Nuclear receptors are a class of intracellular proteins that sense and respond to a variety of endogenous hormones, vitamins, and xenobiotic endocrine disruptors by modulating gene expression. These proteins have well-established roles in the regulation of energy balance and the skeletal system, and they are emerging as important players in other areas of human physiology and disease. Humans have 48 nuclear receptors that all possess an N-terminal transactivation domain, a highly conserved central region DNA-binding domain, and a C-terminal ligand-binding domain.

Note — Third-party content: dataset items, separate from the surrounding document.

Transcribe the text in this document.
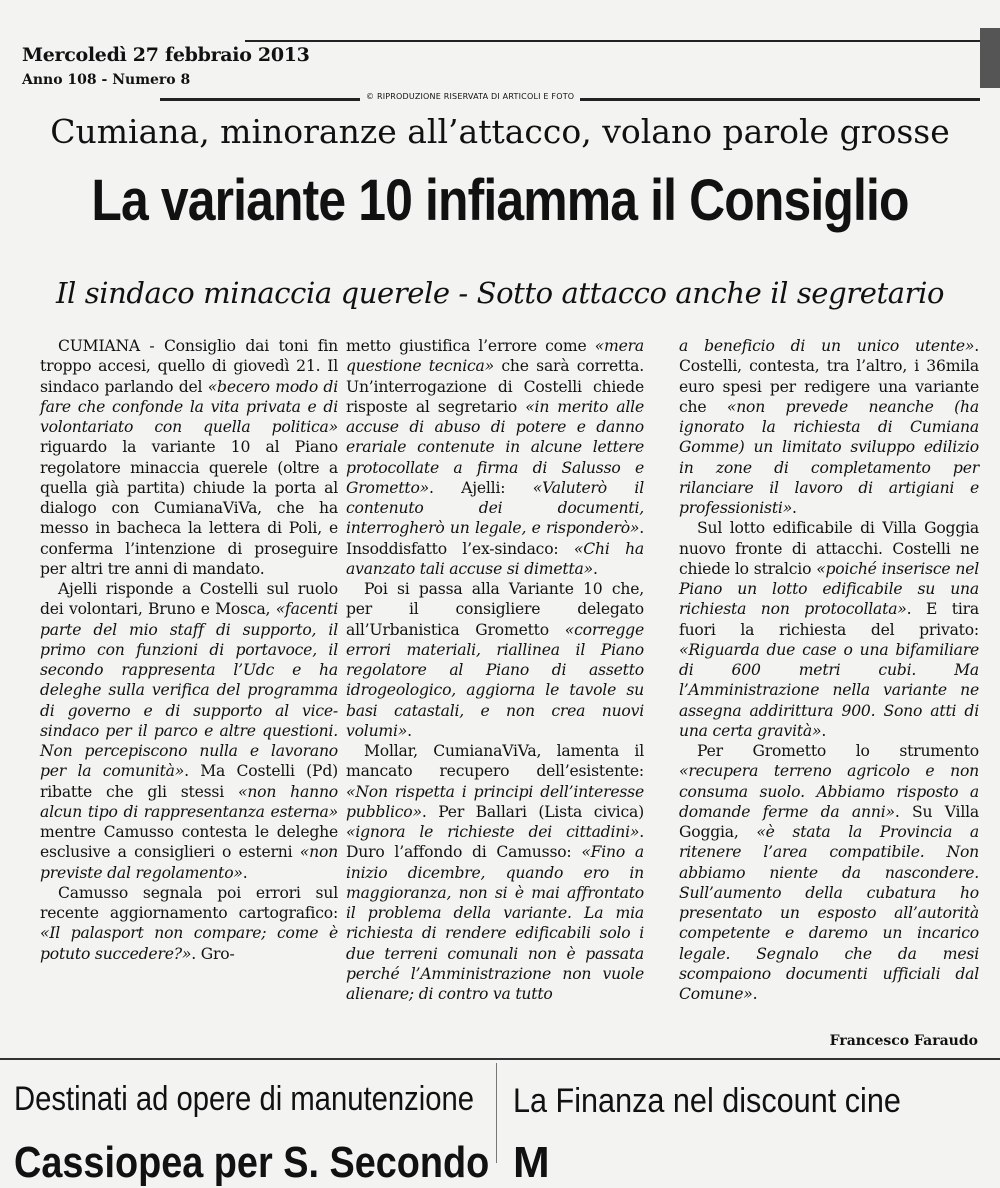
Mercoledì 27 febbraio 2013
Anno 108 - Numero 8
© RIPRODUZIONE RISERVATA DI ARTICOLI E FOTO
Cumiana, minoranze all’attacco, volano parole grosse
La variante 10 infiamma il Consiglio
Il sindaco minaccia querele - Sotto attacco anche il segretario

CUMIANA - Consiglio dai toni fin troppo accesi, quello di giovedì 21. Il sindaco parlando del «becero modo di fare che confonde la vita privata e di volontariato con quella politica» riguardo la variante 10 al Piano regolatore minaccia querele (oltre a quella già partita) chiude la porta al dialogo con CumianaViVa, che ha messo in bacheca la lettera di Poli, e conferma l’intenzione di proseguire per altri tre anni di mandato.

Ajelli risponde a Costelli sul ruolo dei volontari, Bruno e Mosca, «facenti parte del mio staff di supporto, il primo con funzioni di portavoce, il secondo rappresenta l’Udc e ha deleghe sulla verifica del programma di governo e di supporto al vice-sindaco per il parco e altre questioni. Non percepiscono nulla e lavorano per la comunità». Ma Costelli (Pd) ribatte che gli stessi «non hanno alcun tipo di rappresentanza esterna» mentre Camusso contesta le deleghe esclusive a consiglieri o esterni «non previste dal regolamento».

Camusso segnala poi errori sul recente aggiornamento cartografico: «Il palasport non compare; come è potuto succedere?». Gro-

metto giustifica l’errore come «mera questione tecnica» che sarà corretta. Un’interrogazione di Costelli chiede risposte al segretario «in merito alle accuse di abuso di potere e danno erariale contenute in alcune lettere protocollate a firma di Salusso e Grometto». Ajelli: «Valuterò il contenuto dei documenti, interrogherò un legale, e risponderò». Insoddisfatto l’ex-sindaco: «Chi ha avanzato tali accuse si dimetta».

Poi si passa alla Variante 10 che, per il consigliere delegato all’Urbanistica Grometto «corregge errori materiali, riallinea il Piano regolatore al Piano di assetto idrogeologico, aggiorna le tavole su basi catastali, e non crea nuovi volumi».

Mollar, CumianaViVa, lamenta il mancato recupero dell’esistente: «Non rispetta i principi dell’interesse pubblico». Per Ballari (Lista civica) «ignora le richieste dei cittadini». Duro l’affondo di Camusso: «Fino a inizio dicembre, quando ero in maggioranza, non si è mai affrontato il problema della variante. La mia richiesta di rendere edificabili solo i due terreni comunali non è passata perché l’Amministrazione non vuole alienare; di contro va tutto

a beneficio di un unico utente». Costelli, contesta, tra l’altro, i 36mila euro spesi per redigere una variante che «non prevede neanche (ha ignorato la richiesta di Cumiana Gomme) un limitato sviluppo edilizio in zone di completamento per rilanciare il lavoro di artigiani e professionisti».

Sul lotto edificabile di Villa Goggia nuovo fronte di attacchi. Costelli ne chiede lo stralcio «poiché inserisce nel Piano un lotto edificabile su una richiesta non protocollata». E tira fuori la richiesta del privato: «Riguarda due case o una bifamiliare di 600 metri cubi. Ma l’Amministrazione nella variante ne assegna addirittura 900. Sono atti di una certa gravità».

Per Grometto lo strumento «recupera terreno agricolo e non consuma suolo. Abbiamo risposto a domande ferme da anni». Su Villa Goggia, «è stata la Provincia a ritenere l’area compatibile. Non abbiamo niente da nascondere. Sull’aumento della cubatura ho presentato un esposto all’autorità competente e daremo un incarico legale. Segnalo che da mesi scompaiono documenti ufficiali dal Comune».

Francesco Faraudo
Destinati ad opere di manutenzione
Cassiopea per S. Secondo
La Finanza nel discount cine
M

Ligand binding results in the transactivation of specific genes within a given tissue. Notably, a number of nuclear receptors do not have a known endogenous ligand and structural studies indicate that they may not bind ligands at all, but instead recruit other nuclear receptors or chromatin modifiers to control gene expression. Nuclear receptor activity can be modulated through interactions with other nuclear receptors or transcriptional coactivator or corepressor proteins, as well as through modulation by numerous growth factor and cytokine signaling cascades that induce various posttranslational modifications. Reviews in this series examine the role of nuclear receptors in metabolic syndrome, cardiovascular disease, liver function, hormone-dependent cancers, responses to common therapeutic agents, genetic disorders, the effects of vitamin D, and parasitic disease.